Luhut Ungkap 'Dosa-dosa' Garuda Indonesia
Baca Juga: Usai Dicecar KPPU, Direktur Utama Garuda Indonesia Ari Askhara Mundur
Sebelumnya, Menteri Koordinator Bidang Kemaritiman Luhut Binsar Pandjaitan menyebut Garuda Indonesia memang selalu dirundung masalah. Sehingga, pihaknya tak heran dengan masalah yang sekarang dihadapi Garuda Indonesia.
Menurut Luhut terdapat lima masalah yang dihadapi maskapai pelat merah tersebut.
"Garuda ini memang punya masalah dari masa lalu. Masalah (pembelian) pesawat harganya tidak benar, kemudian masalah inefisiensi, kemudian masalah minyak, PPh, dan seterusnya," katanya di Kantor Kemenko Bidang Kemaritiman, Jalan MH Thamrin Jakarta, Selasa (2/7/2019).
Berikut lima masalah Garuda Indonesia versi Luhut:
1. Mark Up Pembelian Harga Pesawat
Manajemen Garuda Indonesia pernah menggelembungkan harga (mark up) pembelian pesawat.

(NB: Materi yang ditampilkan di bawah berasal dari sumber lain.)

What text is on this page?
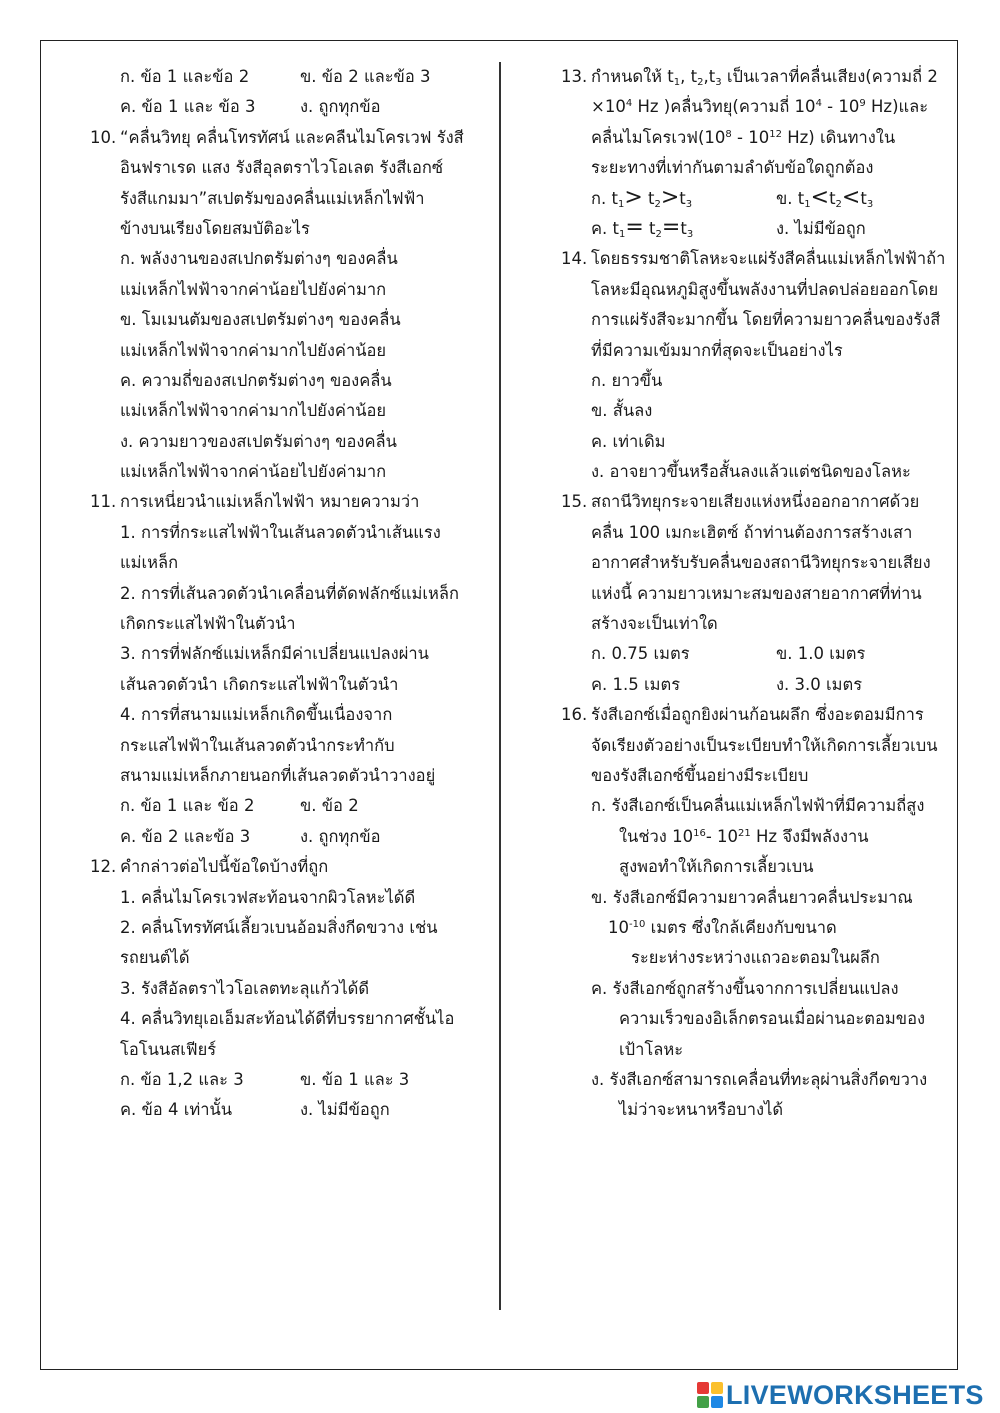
ก. ข้อ 1 และข้อ 2	ข. ข้อ 2 และข้อ 3
ค. ข้อ 1 และ ข้อ 3	ง. ถูกทุกข้อ
10. “คลื่นวิทยุ คลื่นโทรทัศน์ และคลืนไมโครเวฟ รังสี
อินฟราเรด แสง รังสีอุลตราไวโอเลต รังสีเอกซ์
รังสีแกมมา”สเปตรัมของคลื่นแม่เหล็กไฟฟ้า
ข้างบนเรียงโดยสมบัติอะไร
ก. พลังงานของสเปกตรัมต่างๆ ของคลื่น
แม่เหล็กไฟฟ้าจากค่าน้อยไปยังค่ามาก
ข. โมเมนตัมของสเปตรัมต่างๆ ของคลื่น
แม่เหล็กไฟฟ้าจากค่ามากไปยังค่าน้อย
ค. ความถี่ของสเปกตรัมต่างๆ ของคลื่น
แม่เหล็กไฟฟ้าจากค่ามากไปยังค่าน้อย
ง. ความยาวของสเปตรัมต่างๆ ของคลื่น
แม่เหล็กไฟฟ้าจากค่าน้อยไปยังค่ามาก
11. การเหนี่ยวนำแม่เหล็กไฟฟ้า หมายความว่า
1. การที่กระแสไฟฟ้าในเส้นลวดตัวนำเส้นแรง
แม่เหล็ก
2. การที่เส้นลวดตัวนำเคลื่อนที่ตัดฟลักซ์แม่เหล็ก
เกิดกระแสไฟฟ้าในตัวนำ
3. การที่ฟลักซ์แม่เหล็กมีค่าเปลี่ยนแปลงผ่าน
เส้นลวดตัวนำ เกิดกระแสไฟฟ้าในตัวนำ
4. การที่สนามแม่เหล็กเกิดขึ้นเนื่องจาก
กระแสไฟฟ้าในเส้นลวดตัวนำกระทำกับ
สนามแม่เหล็กภายนอกที่เส้นลวดตัวนำวางอยู่
ก. ข้อ 1 และ ข้อ 2	ข. ข้อ 2
ค. ข้อ 2 และข้อ 3	ง. ถูกทุกข้อ
12. คำกล่าวต่อไปนี้ข้อใดบ้างที่ถูก
1. คลื่นไมโครเวฟสะท้อนจากผิวโลหะได้ดี
2. คลื่นโทรทัศน์เลี้ยวเบนอ้อมสิ่งกีดขวาง เช่น
รถยนต์ได้
3. รังสีอัลตราไวโอเลตทะลุแก้วได้ดี
4. คลื่นวิทยุเอเอ็มสะท้อนได้ดีที่บรรยากาศชั้นไอ
โอโนนสเฟียร์
ก. ข้อ 1,2 และ 3	ข. ข้อ 1 และ 3
ค. ข้อ 4 เท่านั้น	ง. ไม่มีข้อถูก
13. กำหนดให้ $t_1$, $t_2,t_3$ เป็นเวลาที่คลื่นเสียง(ความถี่ 2
$\times 10^4$ Hz )คลื่นวิทยุ(ความถี่ $10^4 - 10^9$ Hz)และ
คลื่นไมโครเวฟ($10^8 - 10^{12}$ Hz) เดินทางใน
ระยะทางที่เท่ากันตามลำดับข้อใดถูกต้อง
ก. $t_1> t_2>t_3$	ข. $t_1<t_2<t_3$
ค. $t_1= t_2=t_3$	ง. ไม่มีข้อถูก
14. โดยธรรมชาติโลหะจะแผ่รังสีคลื่นแม่เหล็กไฟฟ้าถ้า
โลหะมีอุณหภูมิสูงขึ้นพลังงานที่ปลดปล่อยออกโดย
การแผ่รังสีจะมากขึ้น โดยที่ความยาวคลื่นของรังสี
ที่มีความเข้มมากที่สุดจะเป็นอย่างไร
ก. ยาวขึ้น
ข. สั้นลง
ค. เท่าเดิม
ง. อาจยาวขึ้นหรือสั้นลงแล้วแต่ชนิดของโลหะ
15. สถานีวิทยุกระจายเสียงแห่งหนึ่งออกอากาศด้วย
คลื่น 100 เมกะเฮิตซ์ ถ้าท่านต้องการสร้างเสา
อากาศสำหรับรับคลื่นของสถานีวิทยุกระจายเสียง
แห่งนี้ ความยาวเหมาะสมของสายอากาศที่ท่าน
สร้างจะเป็นเท่าใด
ก. 0.75 เมตร	ข. 1.0 เมตร
ค. 1.5 เมตร	ง. 3.0 เมตร
16. รังสีเอกซ์เมื่อถูกยิงผ่านก้อนผลึก ซึ่งอะตอมมีการ
จัดเรียงตัวอย่างเป็นระเบียบทำให้เกิดการเลี้ยวเบน
ของรังสีเอกซ์ขึ้นอย่างมีระเบียบ
ก. รังสีเอกซ์เป็นคลื่นแม่เหล็กไฟฟ้าที่มีความถี่สูง
ในช่วง $10^{16}-$ $10^{21}$ Hz จึงมีพลังงาน
สูงพอทำให้เกิดการเลี้ยวเบน
ข. รังสีเอกซ์มีความยาวคลื่นยาวคลื่นประมาณ
$10^{-10}$ เมตร ซึ่งใกล้เคียงกับขนาด
ระยะห่างระหว่างแถวอะตอมในผลึก
ค. รังสีเอกซ์ถูกสร้างขึ้นจากการเปลี่ยนแปลง
ความเร็วของอิเล็กตรอนเมื่อผ่านอะตอมของ
เป้าโลหะ
ง. รังสีเอกซ์สามารถเคลื่อนที่ทะลุผ่านสิ่งกีดขวาง
ไม่ว่าจะหนาหรือบางได้
LIVEWORKSHEETS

Hal itu terjadi pada 1988-1992 saat membeli pesawat Airbus A330-300.
Pada periode itu, Garuda Indonesia membeli pesawat Airbus jenis tersebut dengan nilai transaksi sebesar 214 juta dolar AS, padahal dalam situsnya Airbus menjual pesawat jenis itu sebesar 140 juta dolar AS.
2. Inefisiensi Manajemen
Maskapai berlogo garuda biru ini juga sempat dirundung masalah inefisiensi manajemen. Salah satunya, saat Garuda Indonesia dikomandoi Pahala N Mansury.
Saat itu, Pahala sempat mengalami ketegangan dengan para pilot Garuda Indonesia. Hal ini, karena dalam RUPS sepakat meniadakan Direktur Operasi dan Teknik. Selain itu, jumlah direksi juga bertambah dari 6 menjadi 9 orang.
3. Ketegangan Harga Avtur Pertamina
Ketegangan tersebut terjadi di zaman Garuda dipimpin oleh I Gusti Ngurah Askhara Danadiputra. Saat itu, Ari Askhara menilai harga avtur di Indonesia mahal, sehingga mempengaruhi harga tiket pesawat.
4. Masalah Pajak
Ternyata Garuda juga sempat memiliki masalah pajak. Masalah tersebut terjadi sejak tahun 2015. Bahkan manajemen mengikuti pengampunan pajak atau tax amnesty untuk menyelesaikan masalah pajak yang totalnya sebesar 145,8 juta dolar AS.
5. Memoles Laporan Keuangan 2018
Ini merupakan kasus baru dari Garuda Indonesia. Kasus bermula dari keanehan laporan keuangan perseroan tahun 2018.
Pada tahun 2018, Perseroan mengklaim alami untung dengan laba bersih sebesar 800,85 ribu dolar AS. Laba ini diraih dari kontrak penyediaan wifi di dalam pesawat yang sebesar Rp 3,37 triliun. Padahal, kontrak tersebut masih dalam bentuk piutang.
Garuda pun terbukti melanggar dalam penyajian laporan keuangan tersebut. Sehingga, Kementerian Keuangan (Kemenkeu), Otoritas Jasa Keuangan (OJK), dan Bursa Efek Indonesia (BEI) memberikan sanksi kepada Garuda Indonesia.
Adapun sanksi yang diterima maskapai yaitu denda dari OJK dengan total Rp 300 juta kepada manajemen, Direksi dan Komisaris, kemudian BEI juga memberikan denda sebesar Rp 250 juta. Sementara Kemenkeu membekukan Kantor Akuntan Publik selama 12 bulan.